Existence, du latin ex(s)istere
Étymologiquement, l’existence est un surgissement. Une apparition hors de l’invisible, dans le visible.
Creusons un peu la question. On dit parfois : « Il n’y a pas d’amour, il n’y a que des preuves d’amour ».
Retournons la formule : que vaudraient ces « preuves d’amour », sans l’amour lui même ?
Que serait la connaissance, sans l’apprentissage ? Et plus encore, sans le désir d’apprendre ? Que serait la sagesse, sans l’expérience ?
Que vaut l’œuvre, sans l’acte de créer ? Le poème sans les ratures ? Le roman sans les pages déchirées ?

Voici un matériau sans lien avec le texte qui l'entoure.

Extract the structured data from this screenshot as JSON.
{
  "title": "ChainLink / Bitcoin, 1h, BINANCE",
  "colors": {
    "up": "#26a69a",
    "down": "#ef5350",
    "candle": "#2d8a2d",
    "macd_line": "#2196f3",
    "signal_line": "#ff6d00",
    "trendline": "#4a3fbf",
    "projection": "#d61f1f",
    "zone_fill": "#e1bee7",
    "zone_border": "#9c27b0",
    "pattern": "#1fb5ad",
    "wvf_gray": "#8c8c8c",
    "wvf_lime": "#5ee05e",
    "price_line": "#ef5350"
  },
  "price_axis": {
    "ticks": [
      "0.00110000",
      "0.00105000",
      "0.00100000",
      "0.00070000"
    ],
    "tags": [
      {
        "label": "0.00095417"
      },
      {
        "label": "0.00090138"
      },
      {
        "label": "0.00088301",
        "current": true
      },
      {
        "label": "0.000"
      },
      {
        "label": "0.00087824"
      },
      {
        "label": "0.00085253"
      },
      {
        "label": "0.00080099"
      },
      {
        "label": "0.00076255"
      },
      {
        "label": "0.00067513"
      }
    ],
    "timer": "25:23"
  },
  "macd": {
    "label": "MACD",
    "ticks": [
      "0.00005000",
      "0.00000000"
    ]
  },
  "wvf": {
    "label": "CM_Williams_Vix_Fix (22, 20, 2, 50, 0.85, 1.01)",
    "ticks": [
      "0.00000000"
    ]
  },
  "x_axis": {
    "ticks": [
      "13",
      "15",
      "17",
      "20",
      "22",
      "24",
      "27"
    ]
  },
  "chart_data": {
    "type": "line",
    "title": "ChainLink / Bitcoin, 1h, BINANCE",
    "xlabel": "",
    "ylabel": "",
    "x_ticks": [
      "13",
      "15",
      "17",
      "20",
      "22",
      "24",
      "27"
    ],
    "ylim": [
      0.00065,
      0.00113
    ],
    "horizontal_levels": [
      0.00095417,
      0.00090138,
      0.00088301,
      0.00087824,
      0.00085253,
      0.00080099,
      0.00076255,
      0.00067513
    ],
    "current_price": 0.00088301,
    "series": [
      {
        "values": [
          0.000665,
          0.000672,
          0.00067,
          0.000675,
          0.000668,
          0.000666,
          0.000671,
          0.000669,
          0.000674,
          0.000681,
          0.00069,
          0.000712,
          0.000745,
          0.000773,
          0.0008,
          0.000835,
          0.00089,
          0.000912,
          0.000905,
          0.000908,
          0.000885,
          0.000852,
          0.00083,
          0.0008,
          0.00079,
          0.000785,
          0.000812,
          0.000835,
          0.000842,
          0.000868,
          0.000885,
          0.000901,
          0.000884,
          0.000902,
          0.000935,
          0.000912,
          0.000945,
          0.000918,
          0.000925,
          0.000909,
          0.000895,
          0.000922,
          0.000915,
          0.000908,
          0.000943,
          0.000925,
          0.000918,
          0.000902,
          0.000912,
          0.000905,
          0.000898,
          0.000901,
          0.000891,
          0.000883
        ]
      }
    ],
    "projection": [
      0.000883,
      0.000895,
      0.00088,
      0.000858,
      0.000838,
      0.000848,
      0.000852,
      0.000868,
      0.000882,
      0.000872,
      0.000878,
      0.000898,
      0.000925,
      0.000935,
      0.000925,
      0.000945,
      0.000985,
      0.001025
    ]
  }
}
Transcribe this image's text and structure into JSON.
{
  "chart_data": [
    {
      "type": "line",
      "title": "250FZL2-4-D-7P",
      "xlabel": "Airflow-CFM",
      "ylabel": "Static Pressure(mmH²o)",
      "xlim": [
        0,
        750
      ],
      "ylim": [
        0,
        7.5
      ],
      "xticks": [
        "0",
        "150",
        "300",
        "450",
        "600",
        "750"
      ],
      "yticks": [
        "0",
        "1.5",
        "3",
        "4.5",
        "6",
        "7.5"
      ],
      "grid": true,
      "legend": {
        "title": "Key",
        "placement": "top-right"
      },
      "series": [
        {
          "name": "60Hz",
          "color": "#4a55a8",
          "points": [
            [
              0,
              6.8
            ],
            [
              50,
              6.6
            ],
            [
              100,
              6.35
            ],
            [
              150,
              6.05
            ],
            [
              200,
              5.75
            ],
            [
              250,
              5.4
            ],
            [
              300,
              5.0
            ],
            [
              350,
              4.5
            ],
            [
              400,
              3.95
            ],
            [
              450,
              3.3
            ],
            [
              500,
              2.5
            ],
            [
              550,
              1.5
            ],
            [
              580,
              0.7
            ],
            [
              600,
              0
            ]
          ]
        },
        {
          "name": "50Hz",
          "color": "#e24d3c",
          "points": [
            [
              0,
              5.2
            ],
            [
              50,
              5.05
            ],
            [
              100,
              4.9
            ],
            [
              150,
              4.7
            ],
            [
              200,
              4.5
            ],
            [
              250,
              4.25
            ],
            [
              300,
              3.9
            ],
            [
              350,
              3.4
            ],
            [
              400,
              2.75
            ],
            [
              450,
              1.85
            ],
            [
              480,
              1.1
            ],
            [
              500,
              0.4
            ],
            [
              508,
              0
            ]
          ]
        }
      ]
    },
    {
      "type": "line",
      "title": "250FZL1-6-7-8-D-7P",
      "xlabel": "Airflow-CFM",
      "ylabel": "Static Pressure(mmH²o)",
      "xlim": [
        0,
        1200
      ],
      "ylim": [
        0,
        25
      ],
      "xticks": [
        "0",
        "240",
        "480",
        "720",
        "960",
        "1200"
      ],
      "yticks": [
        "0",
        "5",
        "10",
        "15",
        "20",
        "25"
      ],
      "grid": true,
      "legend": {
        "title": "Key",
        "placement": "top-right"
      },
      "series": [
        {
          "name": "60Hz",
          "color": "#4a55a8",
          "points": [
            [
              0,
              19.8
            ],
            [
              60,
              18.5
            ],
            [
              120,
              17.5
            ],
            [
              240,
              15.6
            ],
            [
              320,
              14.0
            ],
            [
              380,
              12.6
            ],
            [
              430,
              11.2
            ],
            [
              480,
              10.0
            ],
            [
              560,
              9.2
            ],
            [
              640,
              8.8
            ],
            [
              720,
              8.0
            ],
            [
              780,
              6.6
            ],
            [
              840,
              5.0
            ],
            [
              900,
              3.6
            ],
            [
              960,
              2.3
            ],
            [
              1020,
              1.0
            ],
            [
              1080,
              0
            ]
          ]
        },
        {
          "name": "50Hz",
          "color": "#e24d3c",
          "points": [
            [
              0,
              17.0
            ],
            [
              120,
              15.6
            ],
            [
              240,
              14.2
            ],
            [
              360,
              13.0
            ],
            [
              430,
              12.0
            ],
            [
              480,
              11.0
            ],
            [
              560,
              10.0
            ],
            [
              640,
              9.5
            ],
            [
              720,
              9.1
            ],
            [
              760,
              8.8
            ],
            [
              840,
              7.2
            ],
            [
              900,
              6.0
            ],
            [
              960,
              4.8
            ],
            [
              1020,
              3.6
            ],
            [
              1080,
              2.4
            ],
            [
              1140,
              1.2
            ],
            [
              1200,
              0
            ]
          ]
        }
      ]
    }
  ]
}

On devine, à travers ces exemples, que la question n’est pas tant de savoir s’il faut croire ou non en quelque chose d’invisible, que de savoir si le monde visible que nous connaissons pourrait exister sans lui.
C’est l’invisible qui tient le visible.
Appelons le désir, passion ou amour. Appelons le lien, liaison, relation. Qu’importe. C’est cet invisible là qui tient le monde, le rend possible et le fait ex(s)iter.
Or, on voudrait nous faire croire aujourd’hui, par culte du rendement, ou de la performance, que seul le résultat compterait.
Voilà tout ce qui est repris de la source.